2023年9月16日2 分
最終更新: 2023年10月7日
Vigne Sannite, Barbera Sannio DOP 2021.
日本ではなかなかお目にかかれない、ある種の珍品的ワインとの出会いは、海外行脚の醍醐味の一つだ。
イタリア・カンパーニャ州のサンニオ(詳しくは、今月末の特集記事にて)で出会ったのは、Sannio DOPとしてリリースされている、こちらのBarbera。
そう、カンパーニャ州のBarberaだ。
正確な年代は不明だが、地元の造り手いわく「大昔から」ここにある葡萄とのこと。
調べてみたところ、(イタリアでは良くあることだが)同じ葡萄の名前であっても、Barbera del Sannio(別名、Camaiola)は、ピエモンテ州のBarberaとは遺伝子的な類縁性は認められていないそうだ。
つまり、本家本元のBarberaとは、全く異なる葡萄ということになる。
Barbera del Sannioは、Aglianicoの補助品種として、その気難しさを「なだめる」役割を担ってきたそうだが、約15年前から、単一品種として仕込むケースが増え始めた。

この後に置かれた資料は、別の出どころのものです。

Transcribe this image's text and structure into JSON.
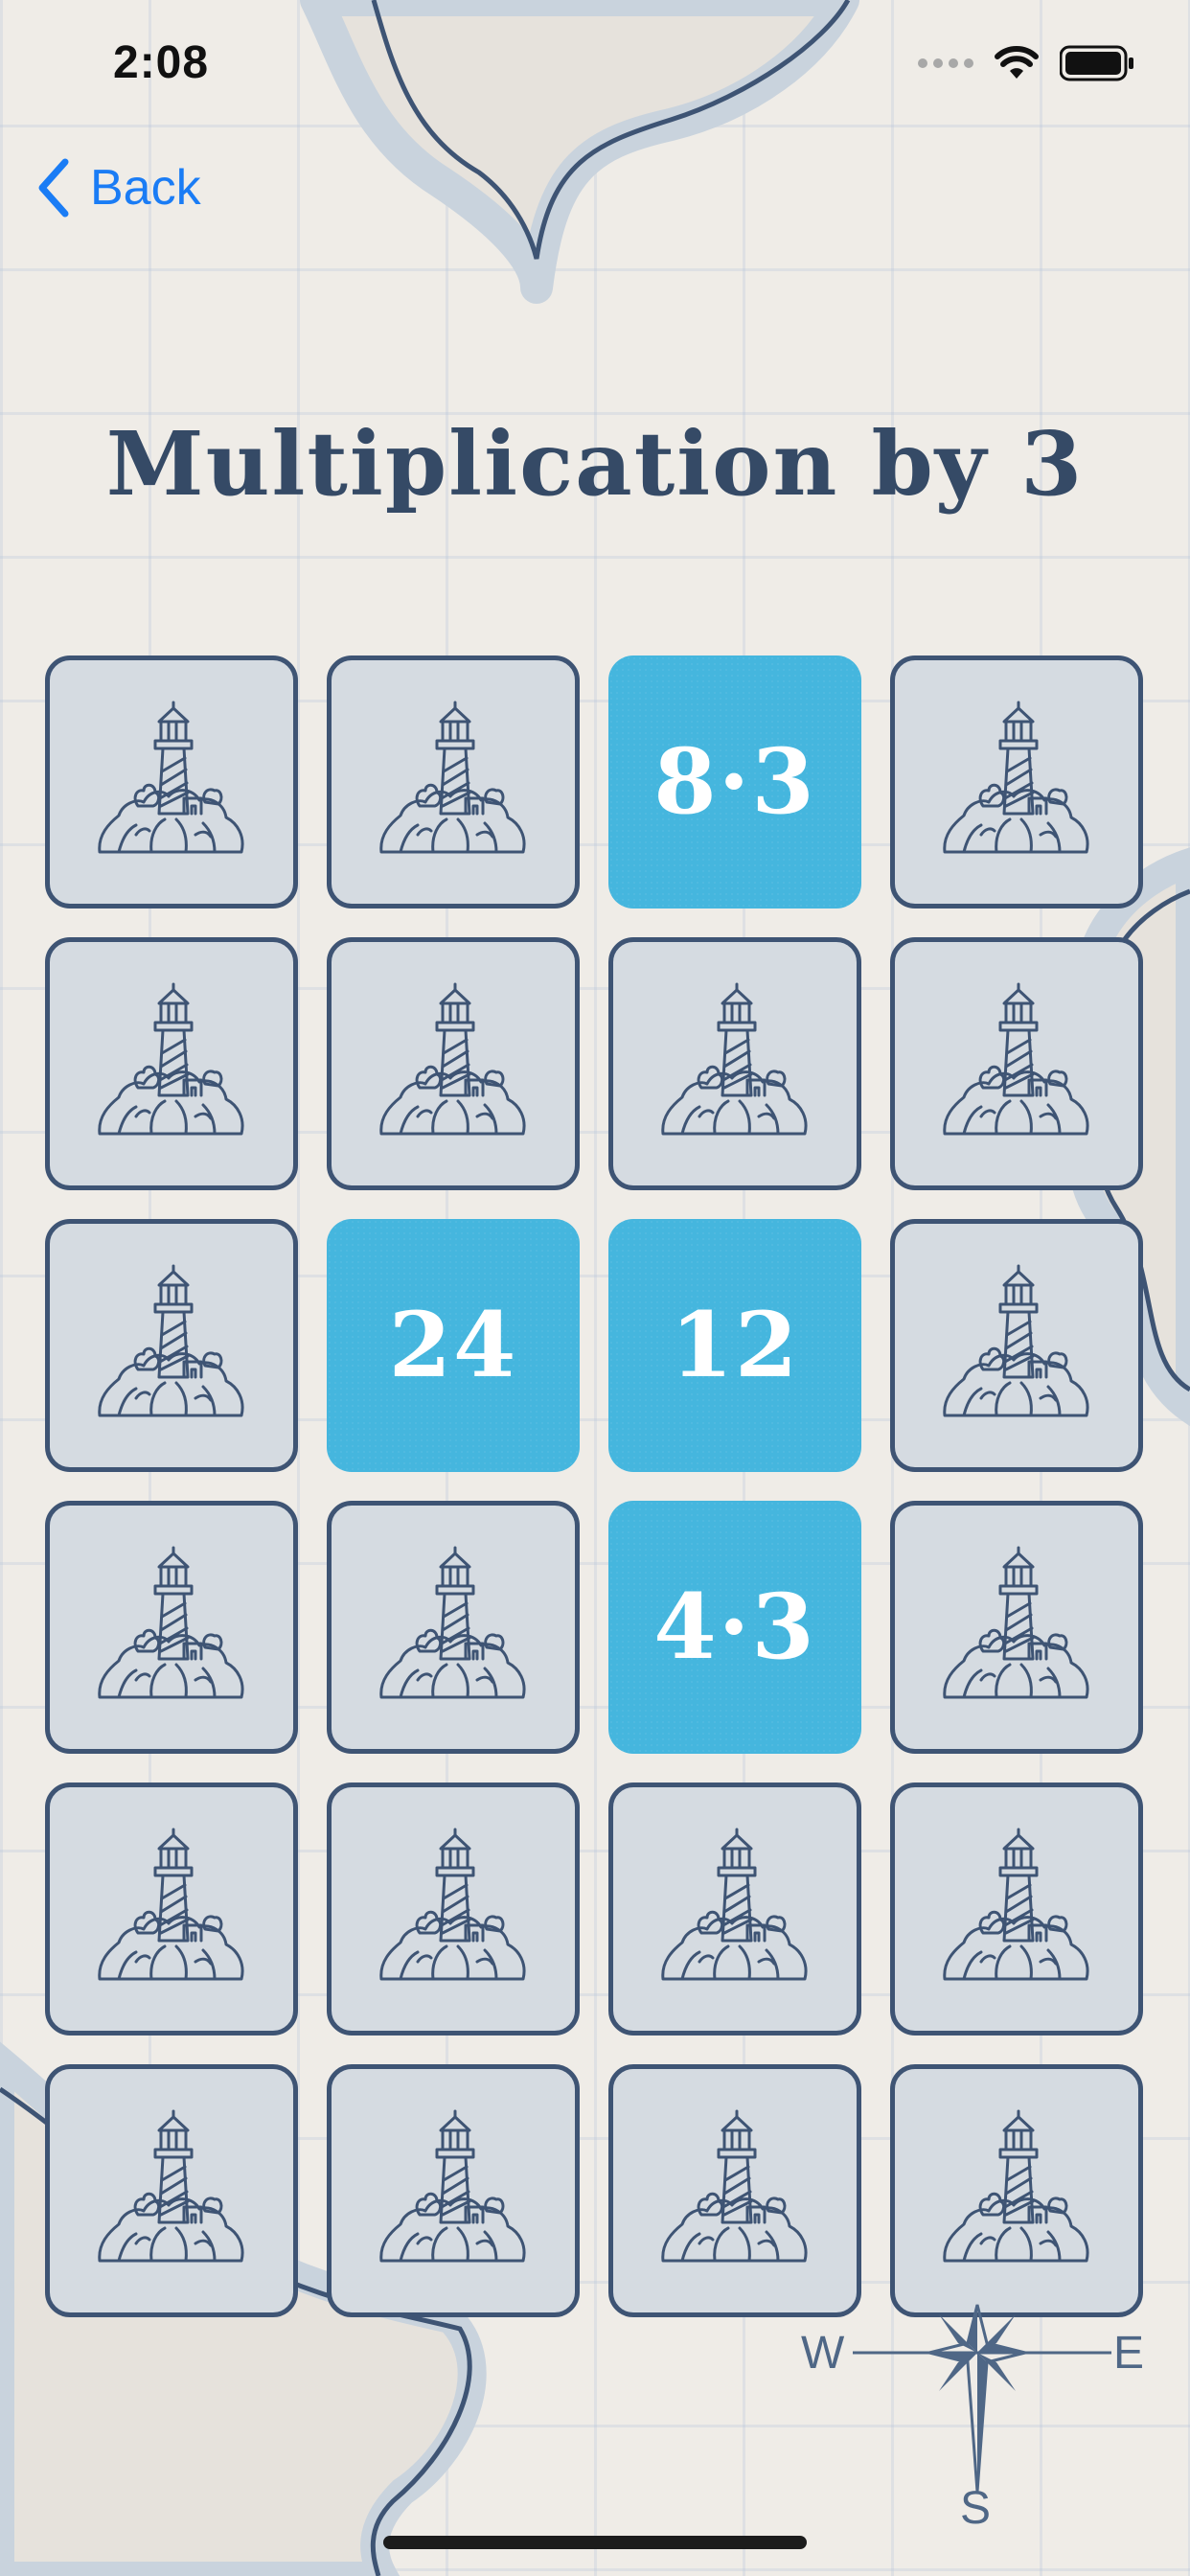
{
  "status_bar": {
    "time": "2:08"
  },
  "nav": {
    "back_label": "Back"
  },
  "title": "Multiplication by 3",
  "board": {
    "cards": [
      {
        "face_up": false,
        "text": ""
      },
      {
        "face_up": false,
        "text": ""
      },
      {
        "face_up": true,
        "text": "8·3"
      },
      {
        "face_up": false,
        "text": ""
      },
      {
        "face_up": false,
        "text": ""
      },
      {
        "face_up": false,
        "text": ""
      },
      {
        "face_up": false,
        "text": ""
      },
      {
        "face_up": false,
        "text": ""
      },
      {
        "face_up": false,
        "text": ""
      },
      {
        "face_up": true,
        "text": "24"
      },
      {
        "face_up": true,
        "text": "12"
      },
      {
        "face_up": false,
        "text": ""
      },
      {
        "face_up": false,
        "text": ""
      },
      {
        "face_up": false,
        "text": ""
      },
      {
        "face_up": true,
        "text": "4·3"
      },
      {
        "face_up": false,
        "text": ""
      },
      {
        "face_up": false,
        "text": ""
      },
      {
        "face_up": false,
        "text": ""
      },
      {
        "face_up": false,
        "text": ""
      },
      {
        "face_up": false,
        "text": ""
      },
      {
        "face_up": false,
        "text": ""
      },
      {
        "face_up": false,
        "text": ""
      },
      {
        "face_up": false,
        "text": ""
      },
      {
        "face_up": false,
        "text": ""
      }
    ]
  },
  "compass": {
    "west": "W",
    "east": "E",
    "south": "S"
  },
  "colors": {
    "card_back": "#d5dbe1",
    "card_border": "#3e5474",
    "card_face": "#45b6de",
    "title": "#354a66",
    "accent": "#1a7cf5"
  }
}
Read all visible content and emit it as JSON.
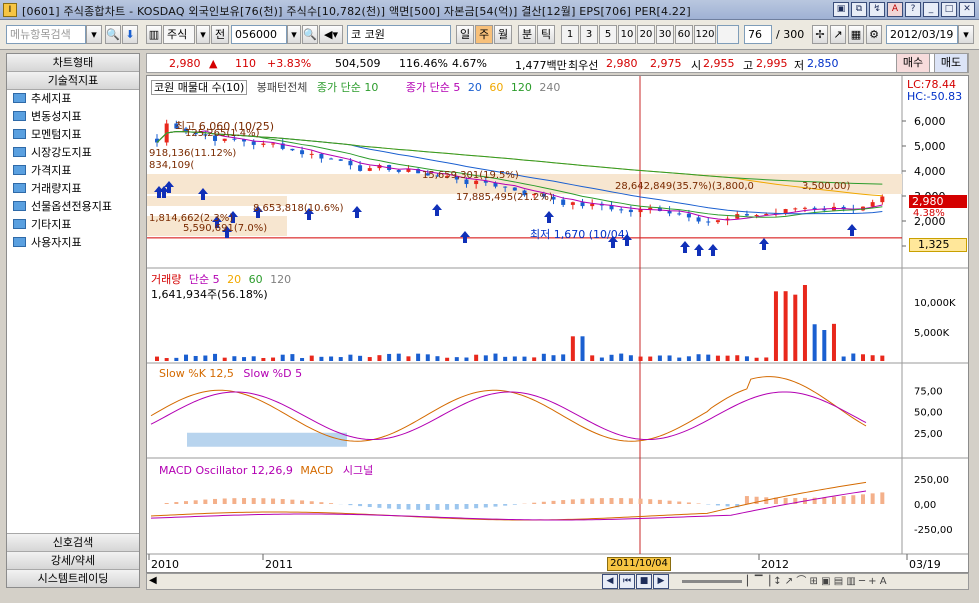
{
  "window": {
    "title": "[0601] 주식종합차트 - KOSDAQ 외국인보유[76(천)] 주식수[10,782(천)] 액면[500] 자본금[54(억)] 결산[12월] EPS[706] PER[4.22]",
    "icon": "chart-app-icon"
  },
  "toolbar": {
    "menu_search_placeholder": "메뉴항목검색",
    "market_label": "주식",
    "prev_label": "전",
    "code_value": "056000",
    "market_tag": "코",
    "stock_name": "코원",
    "period_buttons": [
      "일",
      "주",
      "월"
    ],
    "selected_period": "주",
    "minute_buttons": [
      "분",
      "틱"
    ],
    "interval_buttons": [
      "1",
      "3",
      "5",
      "10",
      "20",
      "30",
      "60",
      "120"
    ],
    "count_value": "76",
    "count_total": "/ 300",
    "date_value": "2012/03/19",
    "buy_label": "매수",
    "sell_label": "매도"
  },
  "sidebar": {
    "header": "차트형태",
    "section": "기술적지표",
    "items": [
      "추세지표",
      "변동성지표",
      "모멘텀지표",
      "시장강도지표",
      "가격지표",
      "거래량지표",
      "선물옵션전용지표",
      "기타지표",
      "사용자지표"
    ],
    "bottom": [
      "신호검색",
      "강세/약세",
      "시스템트레이딩"
    ]
  },
  "quote": {
    "price": "2,980",
    "change": "110",
    "change_pct": "+3.83%",
    "volume": "504,509",
    "vol_ratio": "116.46%",
    "turnover": "4.67%",
    "amount": "1,477백만",
    "best_label": "최우선",
    "best_ask": "2,980",
    "best_bid": "2,975",
    "open_label": "시",
    "open": "2,955",
    "high_label": "고",
    "high": "2,995",
    "low_label": "저",
    "low": "2,850"
  },
  "price_panel": {
    "legend": [
      "코원 매물대 수(10)",
      "봉패턴전체",
      "종가 단순 10",
      "종가 단순 5",
      "20",
      "60",
      "120",
      "240"
    ],
    "lc": "LC:78.44",
    "hc": "HC:-50.83",
    "y_ticks": [
      "6,000",
      "5,000",
      "4,000",
      "3,000",
      "2,000",
      "1,000"
    ],
    "current_price_tag": "2,980",
    "current_pct_tag": "4.38%",
    "line_tag": "1,325",
    "annotations": {
      "high": "최고 6,060 (10/25)",
      "low": "최저 1,670 (10/04)",
      "vp1": "125,265(1.4%)",
      "vp2": "918,136(11.12%)",
      "vp3": "834,109(",
      "vp4": "15,659,301(19.5%)",
      "vp5": "17,885,495(21.2%)",
      "vp6": "28,642,849(35.7%)(3,800,0",
      "vp7": "3,500,00)",
      "vp8": "8,653,818(10.6%)",
      "vp9": "1,814,662(2.3%)",
      "vp10": "5,590,691(7.0%)"
    }
  },
  "volume_panel": {
    "legend": [
      "거래량",
      "단순 5",
      "20",
      "60",
      "120"
    ],
    "value": "1,641,934주(56.18%)",
    "y_ticks": [
      "10,000K",
      "5,000K"
    ]
  },
  "stoch_panel": {
    "legend": [
      "Slow %K 12,5",
      "Slow %D 5"
    ],
    "y_ticks": [
      "75,00",
      "50,00",
      "25,00"
    ]
  },
  "macd_panel": {
    "legend": [
      "MACD Oscillator 12,26,9",
      "MACD",
      "시그널"
    ],
    "y_ticks": [
      "250,00",
      "0,00",
      "-250,00"
    ]
  },
  "x_axis": {
    "labels": [
      "2010",
      "2011",
      "2012",
      "03/19"
    ],
    "cursor_date": "2011/10/04"
  },
  "colors": {
    "up": "#e8281c",
    "down": "#1a5fd0",
    "ma5": "#b300b3",
    "ma20": "#f0a800",
    "ma60": "#2c9c2c",
    "ma120": "#808080"
  }
}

とはいえ、サンニオが誇る偉大なDOCG、Aglianico del Taburnoにブレンドされることはほとんど無いとのこと。
ピエモンテ州のBarberaよりも果粒が大きく、三日月状の房を形成し、色素とアロマが強く、酸も高いが、渋味は穏やか。
果実味の重心は低く、どっしりとしているが、非常に鋭角でハイトーンな酸が周囲を跳ね回る。
ミッドパレットを補うタンニンがかなり不足していることも相まってか、なんともチグハグで粗野な味わいが、実に面白い。
鈍重でやや焦点のぼやけたテクスチャーになるので、少し低めの温度で引き締めた方が良さそうだ。
(そもそも別の品種だが)名称のややこしさも含めて、こういう変化球もまた、ワインライフの素晴らしいスパイスだと、私は思う。